OMG, THIS DOG IS MAKING PLANS TO INFILTRATE THE WHITE HOUSE AND CONTROL THE PRESIDENT! SOMEBODY WARN THE SECRET SERVICE!!!!
(He will be flying to D.C. from South America soon, of course, to escape the horde of invading children.)
You may have won this round, but I will be back in a Giraffe outfit in Asia!
Ha-ha — you just fell victim to one of the classic blunders!
Oh, believe me, if I turn this into a book, it’s “By Caroline David with help from dad”
PAD
If you do, please do better work than what resulted in The Adventures of Shark Boy and Lava Girl.
And this reminds me: didn’t you want to be James Bond when you grew up? How early did you develop your Secret Agent Man thing?

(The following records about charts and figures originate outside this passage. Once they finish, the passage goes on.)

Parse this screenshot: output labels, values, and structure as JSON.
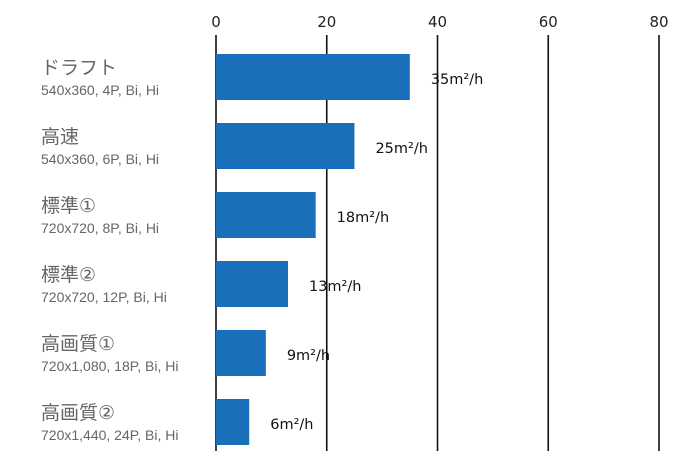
{
  "chart_data": {
    "type": "bar",
    "orientation": "horizontal",
    "title": "",
    "xlabel": "",
    "ylabel": "",
    "xlim": [
      0,
      80
    ],
    "ticks": [
      0,
      20,
      40,
      60,
      80
    ],
    "tick_labels": [
      "0",
      "20",
      "40",
      "60",
      "80"
    ],
    "tick_position": "top",
    "grid": true,
    "bar_color": "#1a6fba",
    "categories": [
      {
        "name": "ドラフト",
        "detail": "540x360, 4P, Bi, Hi"
      },
      {
        "name": "高速",
        "detail": "540x360, 6P, Bi, Hi"
      },
      {
        "name": "標準①",
        "detail": "720x720, 8P, Bi, Hi"
      },
      {
        "name": "標準②",
        "detail": "720x720, 12P, Bi, Hi"
      },
      {
        "name": "高画質①",
        "detail": "720x1,080, 18P, Bi, Hi"
      },
      {
        "name": "高画質②",
        "detail": "720x1,440, 24P, Bi, Hi"
      }
    ],
    "values": [
      35,
      25,
      18,
      13,
      9,
      6
    ],
    "value_labels": [
      "35m²/h",
      "25m²/h",
      "18m²/h",
      "13m²/h",
      "9m²/h",
      "6m²/h"
    ]
  }
}
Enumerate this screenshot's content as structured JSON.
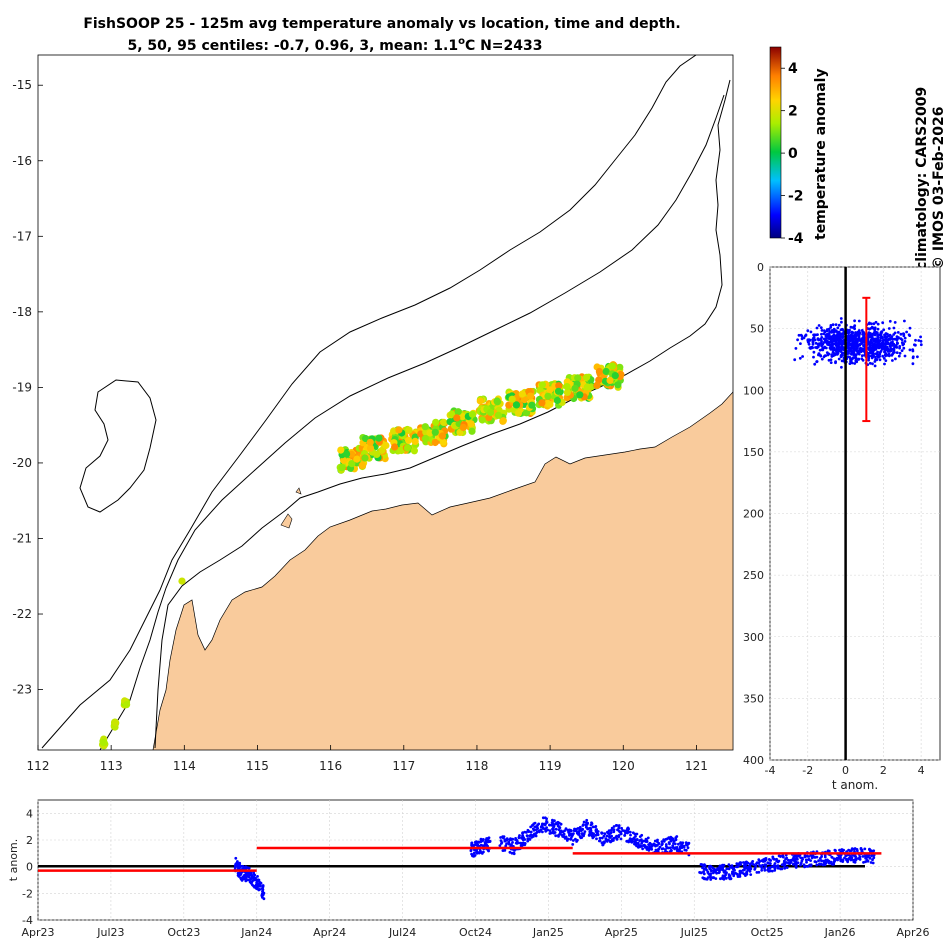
{
  "title": {
    "line1": "FishSOOP 25 - 125m avg temperature anomaly vs location, time and depth.",
    "line2_prefix": "5, 50, 95 centiles: -0.7, 0.96, 3, mean: 1.1",
    "line2_unit": "o",
    "line2_suffix": "C N=2433"
  },
  "side_label": {
    "line1": "climatology: CARS2009",
    "line2": "© IMOS 03-Feb-2026"
  },
  "colors": {
    "land": "#f9cb9c",
    "contour": "#000000",
    "scatter": "#0000ff",
    "reference": "#ff0000",
    "grid": "#cccccc"
  },
  "chart_data": [
    {
      "id": "map",
      "type": "scatter",
      "title": "temperature anomaly vs location",
      "xlabel": "",
      "ylabel": "",
      "xlim": [
        112,
        121.5
      ],
      "ylim": [
        -23.8,
        -14.6
      ],
      "x_ticks": [
        112,
        113,
        114,
        115,
        116,
        117,
        118,
        119,
        120,
        121
      ],
      "y_ticks": [
        -15,
        -16,
        -17,
        -18,
        -19,
        -20,
        -21,
        -22,
        -23
      ],
      "tracks": [
        {
          "name": "main-cluster",
          "lon": [
            116.3,
            116.6,
            117.0,
            117.4,
            117.8,
            118.2,
            118.6,
            119.0,
            119.4,
            119.8
          ],
          "lat": [
            -19.95,
            -19.8,
            -19.7,
            -19.6,
            -19.45,
            -19.3,
            -19.2,
            -19.1,
            -19.0,
            -18.85
          ]
        },
        {
          "name": "south-west-track",
          "lon": [
            112.9,
            113.05,
            113.2
          ],
          "lat": [
            -23.7,
            -23.45,
            -23.2
          ]
        },
        {
          "name": "single-point",
          "lon": [
            113.98
          ],
          "lat": [
            -21.6
          ]
        }
      ]
    },
    {
      "id": "colorbar",
      "type": "heatmap",
      "title": "temperature anomaly",
      "range": [
        -4,
        5
      ],
      "ticks": [
        4,
        2,
        0,
        -2,
        -4
      ],
      "colormap": "jet"
    },
    {
      "id": "depth",
      "type": "scatter",
      "title": "",
      "xlabel": "t anom.",
      "ylabel": "",
      "xlim": [
        -4,
        5
      ],
      "ylim": [
        0,
        400
      ],
      "x_ticks": [
        -4,
        -2,
        0,
        2,
        4
      ],
      "y_ticks": [
        0,
        50,
        100,
        150,
        200,
        250,
        300,
        350,
        400
      ],
      "cloud": {
        "x_range": [
          -3.2,
          4.5
        ],
        "depth_range": [
          45,
          88
        ],
        "depth_center": 62
      },
      "centile_bar": {
        "x": 1.1,
        "depth_top": 25,
        "depth_bottom": 125
      }
    },
    {
      "id": "timeseries",
      "type": "line",
      "title": "",
      "xlabel": "",
      "ylabel": "t anom.",
      "xlim": [
        0,
        36
      ],
      "ylim": [
        -4,
        5
      ],
      "x_ticks": [
        "Apr23",
        "Jul23",
        "Oct23",
        "Jan24",
        "Apr24",
        "Jul24",
        "Oct24",
        "Jan25",
        "Apr25",
        "Jul25",
        "Oct25",
        "Jan26",
        "Apr26"
      ],
      "y_ticks": [
        4,
        2,
        0,
        -2,
        -4
      ],
      "observation_segments": [
        {
          "t": [
            8.1,
            8.4,
            8.7,
            9.0,
            9.3
          ],
          "y": [
            0.2,
            -0.5,
            -0.6,
            -1.2,
            -2.0
          ]
        },
        {
          "t": [
            17.8,
            18.2,
            18.6
          ],
          "y": [
            1.2,
            1.5,
            1.7
          ]
        },
        {
          "t": [
            19.0,
            19.6,
            20.2,
            20.8,
            21.4,
            22.0,
            22.6,
            23.2,
            23.8,
            24.4,
            25.0,
            25.6,
            26.2,
            26.8
          ],
          "y": [
            1.8,
            1.5,
            2.4,
            3.2,
            2.8,
            2.2,
            3.0,
            2.1,
            2.6,
            2.3,
            1.7,
            1.4,
            1.8,
            1.2
          ]
        },
        {
          "t": [
            27.2,
            27.8,
            28.4,
            29.0,
            29.6,
            30.2,
            30.8,
            31.4,
            32.0,
            32.6,
            33.2,
            33.8,
            34.4
          ],
          "y": [
            -0.3,
            -0.5,
            -0.4,
            -0.2,
            0.0,
            0.2,
            0.4,
            0.5,
            0.6,
            0.7,
            0.8,
            0.9,
            0.7
          ]
        }
      ],
      "mean_segments": [
        {
          "t0": 0,
          "t1": 9.0,
          "y": -0.3
        },
        {
          "t0": 9.0,
          "t1": 22.0,
          "y": 1.4
        },
        {
          "t0": 22.0,
          "t1": 34.7,
          "y": 1.0
        }
      ]
    }
  ]
}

All (and I really mean it, this time) criticisms aside, PAD is right that Caroline’s idea would make an excellent idea for a kid’s book, and I’m certain he could do it very well. I’m not 100% certain his treatment for adults would work well, but it might.
For children, the reassurances that Evil (capital E) is not their fault, but someone else’s, and that it can be defeated, if you just study and work hard, would be extremely welcome. For adults – It’s tricky setting aside what everyone should know: That evil (lower case e) is in people: Maybe not everybody, but enough. Satan (or the Dog-suit Man) doesn’t kill children in the street, but adults and children do.
Maybe PAD could make it work for adults. I couldn’t, but it’s no secret that my brain and his work differently.
Sigh. Typekey’s being crappy again and refusing to actually sign me in when I sign in.
Anyway, to answer Matt Adler’s question…sometimes you just get a Bad Dog.
As long as it’s not a beagle, there’ll be no problems.
Peter, if Neil Gaiman can openly admit to ‘stealing’ two books ideas from his kids (‘The Day I Swapped my Dad for Two Goldfish’ and ‘The Wolves in the Walls’) I see no reason you can’t.
I can’t to read how this turns out.
I’d love to leave a constructive comment, but right now a dog in a suit is manipulating me into an evil deed!
How many people think dog-in-a-suit could eventually become the new “twinkie defense?”
nice!
nice!
nice!
Another cartoon comment: http://gocomics.com/mikethompson/2009/01/13/
Ooops. Posted that last to the wrong thread. Sorry.
“Oh, believe me, if I turn this into a book, it’s ‘By Caroline David with help from dad'”
And let her know that Brian is waiting to film the movie with help from HIS dad!